Bu kadar çok çalışan Parlamentomuzun yasa yapma yöntemi bir süredir oldukça değişti. Yasalar artık bildiğimiz “tasarı” ve “teklif” yöntemleri ile değil “genel kurul önerisi” yöntemi ile de yapılır oldu. Bilindiği gibi “yasa tasarısı” iktidardaki siyasi partinin kendi ideolojisi, parti ve hükümet programı doğrultusunda bürokratlarına hazırlattığı taslağı Bakanlar Kurulundan geçirerek Türkiye Büyük Millet Meclisi’ne göndermesi ile oluşur, ilgili ihtisas komisyonunda hazırlanan rapor ile genel kurul gündemine alınır ve görüşmeler sonunda yasalaşır. Asıl olan ve genel olarak uygulana gelen de bu yöntemdir. Bu yöntemin önemi taslağın tasarıya dönüşme sürecinden başlayarak kamuoyunun bilgisine sunularak tartışılma olanağı yaratılmasıdır. Taslak böylelikle tasarıya dönüştükten sonra parlamento sürecinde milletvekillerinin de katkıları ile son şeklini alarak yasalaşır.

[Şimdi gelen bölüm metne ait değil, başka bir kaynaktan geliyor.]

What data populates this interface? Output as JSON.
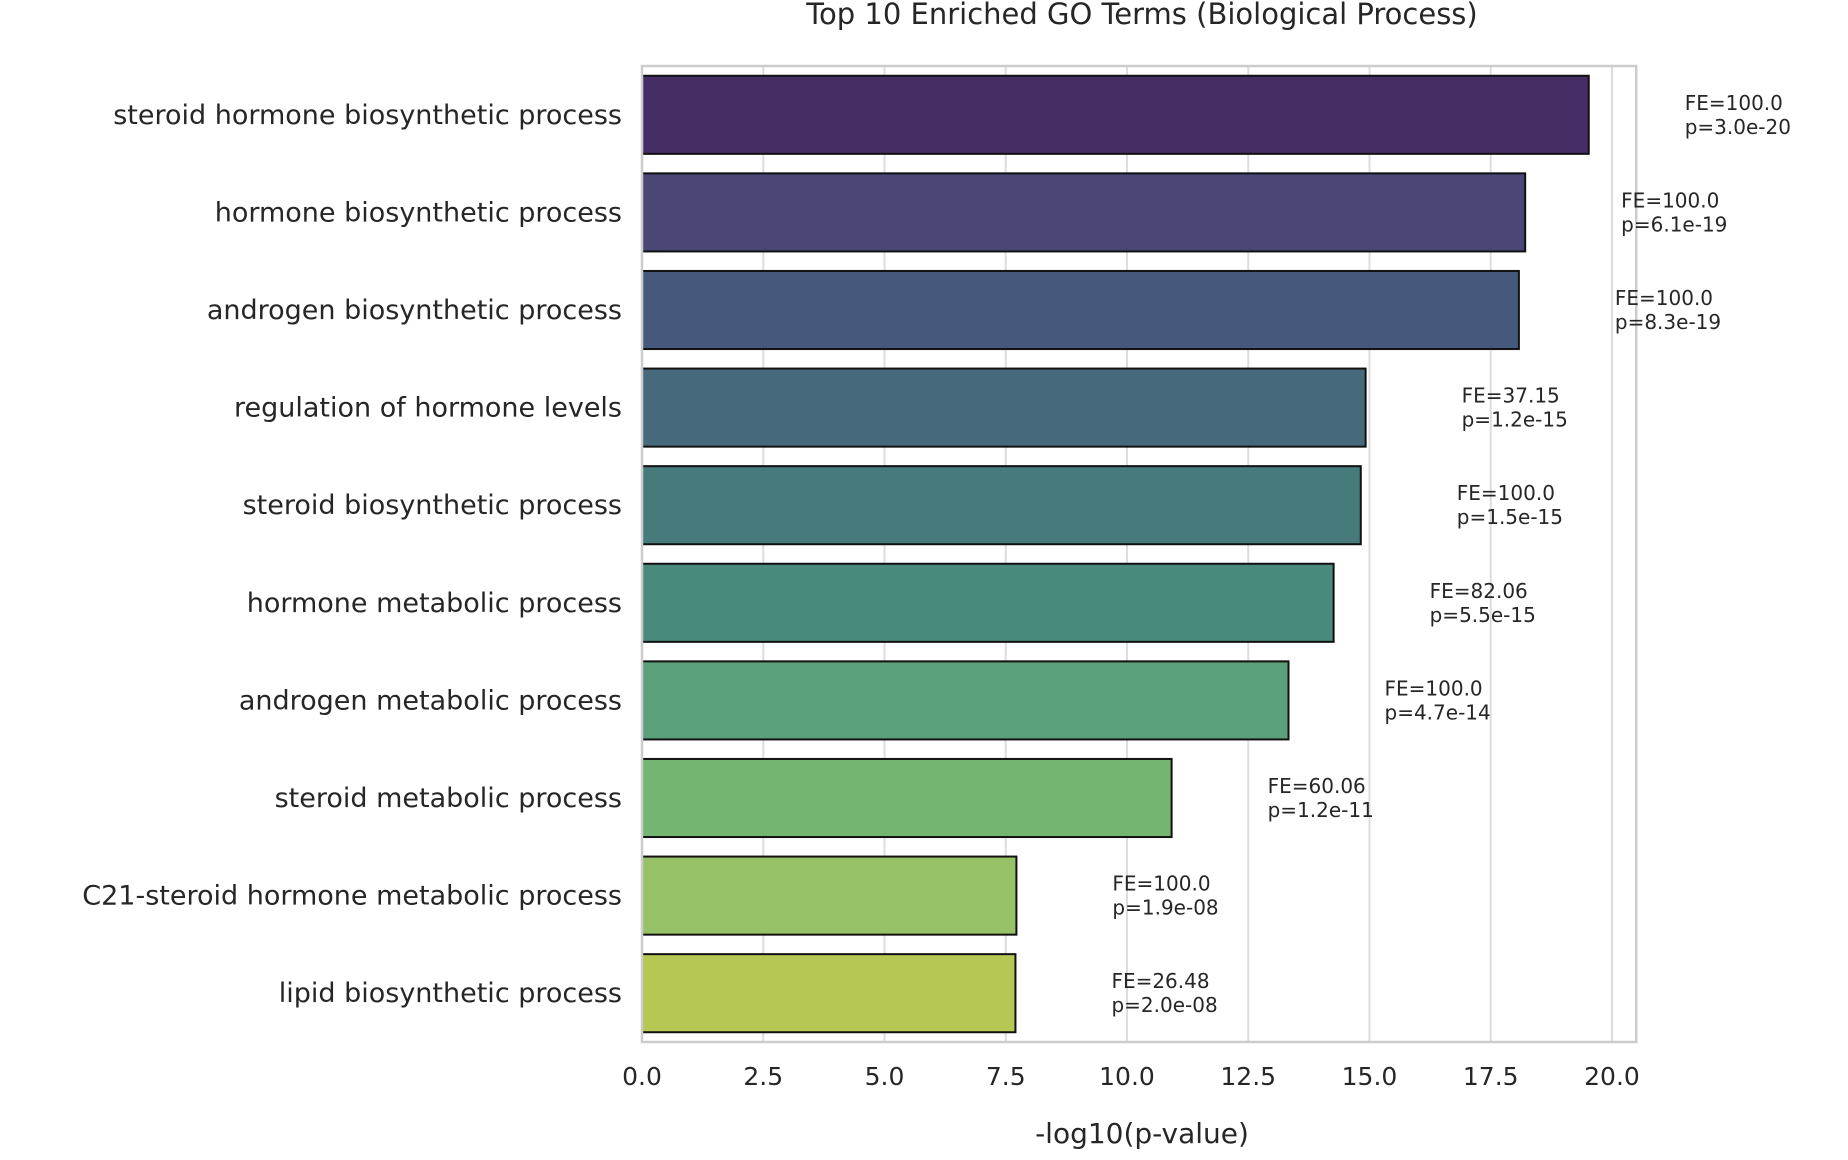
{
  "chart_data": {
    "type": "bar",
    "orientation": "horizontal",
    "title": "Top 10 Enriched GO Terms (Biological Process)",
    "xlabel": "-log10(p-value)",
    "ylabel": "",
    "xlim": [
      0,
      20.5
    ],
    "xticks": [
      "0.0",
      "2.5",
      "5.0",
      "7.5",
      "10.0",
      "12.5",
      "15.0",
      "17.5",
      "20.0"
    ],
    "grid": true,
    "categories": [
      "steroid hormone biosynthetic process",
      "hormone biosynthetic process",
      "androgen biosynthetic process",
      "regulation of hormone levels",
      "steroid biosynthetic process",
      "hormone metabolic process",
      "androgen metabolic process",
      "steroid metabolic process",
      "C21-steroid hormone metabolic process",
      "lipid biosynthetic process"
    ],
    "values": [
      19.52,
      18.21,
      18.08,
      14.92,
      14.82,
      14.26,
      13.33,
      10.92,
      7.72,
      7.7
    ],
    "fe_labels": [
      "FE=100.0",
      "FE=100.0",
      "FE=100.0",
      "FE=37.15",
      "FE=100.0",
      "FE=82.06",
      "FE=100.0",
      "FE=60.06",
      "FE=100.0",
      "FE=26.48"
    ],
    "p_labels": [
      "p=3.0e-20",
      "p=6.1e-19",
      "p=8.3e-19",
      "p=1.2e-15",
      "p=1.5e-15",
      "p=5.5e-15",
      "p=4.7e-14",
      "p=1.2e-11",
      "p=1.9e-08",
      "p=2.0e-08"
    ],
    "colors": [
      "#472d66",
      "#4a4776",
      "#46597c",
      "#466a7b",
      "#467a7b",
      "#4a8a7d",
      "#5c9f7b",
      "#74b571",
      "#96c166",
      "#b7c753"
    ]
  }
}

Bu süreçte milletvekillerinin katkısı, tasarıya farklı bir içerik kazandırmayan, genel amacı ile çelişmeyen, onu destekleyen nitelikte olur. “Teklif” yöntemi ile yasa yapılmasında ise milletvekillerinin ilgilendikleri ve en azından bilgi sahibi oldukları konularda hazırladıkları metin kendi partilerinin TBMM grup yönetim kurulunda kabul edildikten sonra TBMM Başkanlığına sunularak “yasa teklifi” niteliğini alır ve önce ihtisas komisyonu ardından genel kurul süreci izlenir. Bu süreç de en azından açık ve kamuoyunca izlenebilecek bir süreçtir.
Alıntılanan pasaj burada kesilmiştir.